『熱風』2月号に特別企画として、野坂昭如さんの追悼文が掲載されています。
野坂さんは『火垂るの墓』の原作者として知られ、同作をアニメーション映画化した高畑勲監督と、鈴木敏夫プロデューサー、評論家の坪内祐三さんが追悼文を寄せています。
思い出すこと――高畑勲
「アニメ恐るべし」の真意
野坂昭如さんの『火垂るの墓』と『戦争童話集』は、戦争に巻き込まれた弱者の悲劇を描ききった不朽の名作です。私たちは『火垂るの墓』をアニメ映画化できてほんとうによかったと、野坂さんに心から感謝しています。
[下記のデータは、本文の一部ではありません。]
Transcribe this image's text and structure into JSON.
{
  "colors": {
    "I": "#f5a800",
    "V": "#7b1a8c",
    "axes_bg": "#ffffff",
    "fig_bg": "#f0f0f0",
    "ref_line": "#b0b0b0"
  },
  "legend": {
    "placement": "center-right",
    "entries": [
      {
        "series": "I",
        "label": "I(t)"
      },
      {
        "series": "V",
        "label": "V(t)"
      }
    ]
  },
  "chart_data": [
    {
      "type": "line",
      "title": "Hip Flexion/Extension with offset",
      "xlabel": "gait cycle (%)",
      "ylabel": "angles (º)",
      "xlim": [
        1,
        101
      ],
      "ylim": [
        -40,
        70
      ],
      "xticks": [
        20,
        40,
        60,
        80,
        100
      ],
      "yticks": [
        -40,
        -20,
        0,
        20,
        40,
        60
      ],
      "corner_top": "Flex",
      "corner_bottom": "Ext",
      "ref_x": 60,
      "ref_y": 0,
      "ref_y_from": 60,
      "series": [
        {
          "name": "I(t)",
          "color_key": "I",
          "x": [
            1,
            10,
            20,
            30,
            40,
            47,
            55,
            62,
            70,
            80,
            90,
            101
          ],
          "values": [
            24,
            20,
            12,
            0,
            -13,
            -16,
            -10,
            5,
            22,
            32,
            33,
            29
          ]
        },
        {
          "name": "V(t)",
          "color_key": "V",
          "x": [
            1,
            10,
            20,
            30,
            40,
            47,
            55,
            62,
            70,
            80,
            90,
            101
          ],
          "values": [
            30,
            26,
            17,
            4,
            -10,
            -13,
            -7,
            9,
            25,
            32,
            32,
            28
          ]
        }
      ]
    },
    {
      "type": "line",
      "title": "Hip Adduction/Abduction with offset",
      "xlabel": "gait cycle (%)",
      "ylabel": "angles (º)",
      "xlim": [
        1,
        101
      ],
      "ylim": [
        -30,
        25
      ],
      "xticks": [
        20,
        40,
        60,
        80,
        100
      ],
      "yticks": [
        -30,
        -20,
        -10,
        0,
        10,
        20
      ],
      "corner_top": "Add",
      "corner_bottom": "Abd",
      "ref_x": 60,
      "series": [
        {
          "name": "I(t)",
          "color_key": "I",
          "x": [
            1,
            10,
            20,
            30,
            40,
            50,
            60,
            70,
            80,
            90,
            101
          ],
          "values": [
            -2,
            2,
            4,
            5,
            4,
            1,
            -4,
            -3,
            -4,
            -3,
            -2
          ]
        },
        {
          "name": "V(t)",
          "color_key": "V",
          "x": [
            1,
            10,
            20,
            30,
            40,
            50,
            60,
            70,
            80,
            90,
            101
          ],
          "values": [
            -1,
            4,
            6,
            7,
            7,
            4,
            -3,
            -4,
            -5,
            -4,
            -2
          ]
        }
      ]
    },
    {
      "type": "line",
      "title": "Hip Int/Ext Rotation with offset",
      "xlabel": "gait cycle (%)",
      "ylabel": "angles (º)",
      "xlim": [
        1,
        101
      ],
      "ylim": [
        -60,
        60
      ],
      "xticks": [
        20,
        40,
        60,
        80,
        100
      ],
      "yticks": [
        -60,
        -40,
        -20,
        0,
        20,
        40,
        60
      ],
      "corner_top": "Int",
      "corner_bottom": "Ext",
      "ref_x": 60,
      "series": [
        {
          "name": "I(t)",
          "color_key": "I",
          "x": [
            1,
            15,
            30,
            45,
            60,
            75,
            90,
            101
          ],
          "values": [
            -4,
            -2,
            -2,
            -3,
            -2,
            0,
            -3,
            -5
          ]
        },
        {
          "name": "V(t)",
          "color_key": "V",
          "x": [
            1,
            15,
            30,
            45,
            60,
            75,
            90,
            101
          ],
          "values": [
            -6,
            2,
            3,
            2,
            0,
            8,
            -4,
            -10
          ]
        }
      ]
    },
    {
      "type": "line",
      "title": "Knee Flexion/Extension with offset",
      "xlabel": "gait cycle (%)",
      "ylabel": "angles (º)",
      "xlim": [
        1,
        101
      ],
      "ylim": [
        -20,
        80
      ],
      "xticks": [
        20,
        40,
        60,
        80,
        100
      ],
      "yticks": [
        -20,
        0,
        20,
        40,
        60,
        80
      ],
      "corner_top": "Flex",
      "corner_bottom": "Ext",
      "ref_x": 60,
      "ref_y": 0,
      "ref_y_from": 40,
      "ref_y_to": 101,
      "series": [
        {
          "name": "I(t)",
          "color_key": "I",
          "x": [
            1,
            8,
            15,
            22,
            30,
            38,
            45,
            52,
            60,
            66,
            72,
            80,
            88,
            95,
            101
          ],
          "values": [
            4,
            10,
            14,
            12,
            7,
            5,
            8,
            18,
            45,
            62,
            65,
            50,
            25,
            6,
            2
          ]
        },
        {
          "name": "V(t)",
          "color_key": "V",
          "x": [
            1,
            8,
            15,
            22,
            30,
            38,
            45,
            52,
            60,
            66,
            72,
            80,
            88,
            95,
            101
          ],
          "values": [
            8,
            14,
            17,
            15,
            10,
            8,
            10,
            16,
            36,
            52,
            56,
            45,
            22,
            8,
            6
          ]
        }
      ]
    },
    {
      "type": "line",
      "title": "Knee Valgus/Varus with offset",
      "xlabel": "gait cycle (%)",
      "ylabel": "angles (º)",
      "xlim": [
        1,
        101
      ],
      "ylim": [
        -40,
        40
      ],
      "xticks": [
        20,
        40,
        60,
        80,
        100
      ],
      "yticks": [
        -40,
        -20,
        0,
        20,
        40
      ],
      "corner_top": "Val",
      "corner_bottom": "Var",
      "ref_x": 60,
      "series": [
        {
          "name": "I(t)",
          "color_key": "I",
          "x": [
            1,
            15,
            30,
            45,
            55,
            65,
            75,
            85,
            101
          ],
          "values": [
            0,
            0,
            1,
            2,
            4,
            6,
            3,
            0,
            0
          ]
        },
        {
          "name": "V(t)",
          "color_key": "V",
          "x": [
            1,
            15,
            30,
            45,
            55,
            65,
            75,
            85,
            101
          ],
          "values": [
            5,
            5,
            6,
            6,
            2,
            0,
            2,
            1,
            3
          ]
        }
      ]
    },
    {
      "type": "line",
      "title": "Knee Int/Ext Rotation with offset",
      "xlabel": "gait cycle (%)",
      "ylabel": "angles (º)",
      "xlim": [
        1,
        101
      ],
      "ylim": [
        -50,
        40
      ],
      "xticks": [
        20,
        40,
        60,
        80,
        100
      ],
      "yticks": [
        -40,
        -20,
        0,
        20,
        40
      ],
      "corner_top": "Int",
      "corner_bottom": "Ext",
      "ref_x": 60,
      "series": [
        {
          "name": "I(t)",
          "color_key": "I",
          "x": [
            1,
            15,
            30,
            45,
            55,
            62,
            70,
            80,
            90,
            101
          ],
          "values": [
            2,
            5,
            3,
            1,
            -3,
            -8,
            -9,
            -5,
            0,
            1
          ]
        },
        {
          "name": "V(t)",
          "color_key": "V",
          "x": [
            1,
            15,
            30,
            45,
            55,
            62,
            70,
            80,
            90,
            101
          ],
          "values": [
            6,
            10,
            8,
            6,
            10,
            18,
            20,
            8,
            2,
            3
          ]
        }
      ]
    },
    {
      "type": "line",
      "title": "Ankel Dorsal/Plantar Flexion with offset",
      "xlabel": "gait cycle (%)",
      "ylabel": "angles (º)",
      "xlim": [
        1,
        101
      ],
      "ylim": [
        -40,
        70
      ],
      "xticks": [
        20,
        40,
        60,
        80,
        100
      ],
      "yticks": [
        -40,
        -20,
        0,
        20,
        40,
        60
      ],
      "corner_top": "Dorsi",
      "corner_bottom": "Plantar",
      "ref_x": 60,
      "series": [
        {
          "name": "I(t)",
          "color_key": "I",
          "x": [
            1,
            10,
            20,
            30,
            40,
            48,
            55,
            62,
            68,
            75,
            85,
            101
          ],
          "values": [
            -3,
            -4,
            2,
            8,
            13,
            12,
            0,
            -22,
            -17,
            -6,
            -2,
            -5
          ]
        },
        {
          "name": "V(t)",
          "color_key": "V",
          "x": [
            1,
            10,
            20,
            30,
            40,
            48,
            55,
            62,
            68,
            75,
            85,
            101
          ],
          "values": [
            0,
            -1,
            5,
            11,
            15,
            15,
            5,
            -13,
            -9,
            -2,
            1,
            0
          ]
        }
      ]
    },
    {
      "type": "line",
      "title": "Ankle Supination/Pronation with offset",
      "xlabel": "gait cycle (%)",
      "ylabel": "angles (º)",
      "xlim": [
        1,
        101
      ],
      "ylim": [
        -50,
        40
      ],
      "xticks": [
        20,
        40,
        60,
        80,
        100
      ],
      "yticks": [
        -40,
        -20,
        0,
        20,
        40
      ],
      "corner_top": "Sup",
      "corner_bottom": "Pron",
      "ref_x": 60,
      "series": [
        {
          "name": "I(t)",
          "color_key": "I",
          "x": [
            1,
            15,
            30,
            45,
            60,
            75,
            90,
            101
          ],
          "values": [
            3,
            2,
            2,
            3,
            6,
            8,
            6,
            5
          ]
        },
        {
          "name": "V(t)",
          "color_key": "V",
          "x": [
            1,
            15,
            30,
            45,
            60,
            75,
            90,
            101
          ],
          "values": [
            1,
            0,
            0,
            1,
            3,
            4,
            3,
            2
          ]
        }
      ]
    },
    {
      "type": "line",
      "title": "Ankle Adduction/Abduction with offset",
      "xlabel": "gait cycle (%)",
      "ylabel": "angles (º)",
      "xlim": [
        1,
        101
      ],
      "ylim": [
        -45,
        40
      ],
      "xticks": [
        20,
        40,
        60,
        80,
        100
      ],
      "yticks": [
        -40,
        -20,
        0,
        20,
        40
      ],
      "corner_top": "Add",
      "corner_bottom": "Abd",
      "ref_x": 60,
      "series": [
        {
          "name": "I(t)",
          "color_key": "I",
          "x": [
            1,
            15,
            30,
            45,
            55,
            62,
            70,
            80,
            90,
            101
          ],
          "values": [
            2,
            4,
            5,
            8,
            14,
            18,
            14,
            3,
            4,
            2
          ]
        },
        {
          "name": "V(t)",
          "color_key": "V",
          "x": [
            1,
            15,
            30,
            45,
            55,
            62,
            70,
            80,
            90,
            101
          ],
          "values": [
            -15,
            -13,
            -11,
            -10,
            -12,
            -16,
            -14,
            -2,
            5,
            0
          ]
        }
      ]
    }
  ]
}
野坂さんは私たちの『火垂るの墓』について、「アニメ恐るべし」と題する一文を書いてくれました(「小説新潮」)。その言葉にはインパクトがあり、公開時の宣伝にも使われたと思います。しかしじつはあれは、出来上がったアニメ作品をご覧になってからではなく、制作に入る前に書かれたものだったのです。
野坂昭如さんとあの時代――鈴木敏夫
自己憐憫と私小説
映画製作中のエピソードでいうと、神戸のロケハンに野坂さんが付き合ってくれて、その後、スタジオにも遊びに来てくれたのが印象に残っています。ロケハンをもとにした美術設定が何枚かできていたんですが、野坂さんはその絵をじっと見つめて唸っていました。そのときの思いを「アニメ恐るべし」というタイトルで、エッセイに書いています。(中略)
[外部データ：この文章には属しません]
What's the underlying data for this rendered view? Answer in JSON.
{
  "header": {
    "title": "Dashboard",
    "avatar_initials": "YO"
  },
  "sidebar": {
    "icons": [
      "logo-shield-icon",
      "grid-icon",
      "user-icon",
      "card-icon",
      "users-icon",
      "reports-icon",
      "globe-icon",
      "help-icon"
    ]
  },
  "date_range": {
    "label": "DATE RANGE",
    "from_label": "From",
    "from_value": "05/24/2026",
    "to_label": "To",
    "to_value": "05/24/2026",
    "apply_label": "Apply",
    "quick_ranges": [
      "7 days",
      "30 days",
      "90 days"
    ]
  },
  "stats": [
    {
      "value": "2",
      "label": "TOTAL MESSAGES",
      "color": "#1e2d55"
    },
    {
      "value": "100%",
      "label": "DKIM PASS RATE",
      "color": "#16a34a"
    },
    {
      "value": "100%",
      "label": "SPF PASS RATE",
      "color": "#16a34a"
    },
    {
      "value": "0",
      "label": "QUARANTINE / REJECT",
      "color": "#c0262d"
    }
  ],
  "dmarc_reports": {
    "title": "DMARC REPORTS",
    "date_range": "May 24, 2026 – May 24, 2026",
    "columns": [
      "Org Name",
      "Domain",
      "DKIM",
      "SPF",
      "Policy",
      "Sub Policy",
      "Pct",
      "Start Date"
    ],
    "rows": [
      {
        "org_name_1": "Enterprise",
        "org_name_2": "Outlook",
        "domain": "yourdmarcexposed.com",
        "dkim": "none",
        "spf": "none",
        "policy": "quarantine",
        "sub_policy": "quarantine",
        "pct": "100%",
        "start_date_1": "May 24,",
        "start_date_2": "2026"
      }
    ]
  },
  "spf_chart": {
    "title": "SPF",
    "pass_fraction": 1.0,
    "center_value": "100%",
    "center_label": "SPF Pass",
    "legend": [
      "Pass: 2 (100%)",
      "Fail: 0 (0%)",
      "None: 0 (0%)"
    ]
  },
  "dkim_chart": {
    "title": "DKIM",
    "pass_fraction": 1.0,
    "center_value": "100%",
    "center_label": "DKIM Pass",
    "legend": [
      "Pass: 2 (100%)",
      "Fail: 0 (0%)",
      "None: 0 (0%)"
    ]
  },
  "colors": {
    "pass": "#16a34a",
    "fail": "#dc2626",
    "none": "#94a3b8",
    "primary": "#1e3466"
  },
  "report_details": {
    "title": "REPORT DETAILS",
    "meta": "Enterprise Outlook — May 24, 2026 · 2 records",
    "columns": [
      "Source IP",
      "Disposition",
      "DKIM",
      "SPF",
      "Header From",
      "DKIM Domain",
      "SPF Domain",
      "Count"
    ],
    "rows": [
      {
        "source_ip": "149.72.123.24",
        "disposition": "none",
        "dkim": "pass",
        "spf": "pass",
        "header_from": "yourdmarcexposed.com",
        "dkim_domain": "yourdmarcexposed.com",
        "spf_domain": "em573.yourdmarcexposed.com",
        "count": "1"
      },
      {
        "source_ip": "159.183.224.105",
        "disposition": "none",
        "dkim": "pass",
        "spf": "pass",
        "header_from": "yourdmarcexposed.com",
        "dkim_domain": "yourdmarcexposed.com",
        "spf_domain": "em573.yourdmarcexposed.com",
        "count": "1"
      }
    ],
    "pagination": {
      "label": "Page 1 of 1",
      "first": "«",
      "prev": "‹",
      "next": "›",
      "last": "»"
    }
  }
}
でも、野坂さんはできあがった映画をついに見ようとしませんでした。小説の舞台は、野坂さんにとって、「いまでも近づくのが怖い場所」だったのです。それを再現した映像を見るのは、耐えられないことだったんでしょう。野坂さんが映画をご覧になったのは、たしか10年ぐらい経ってからだったと聞いています。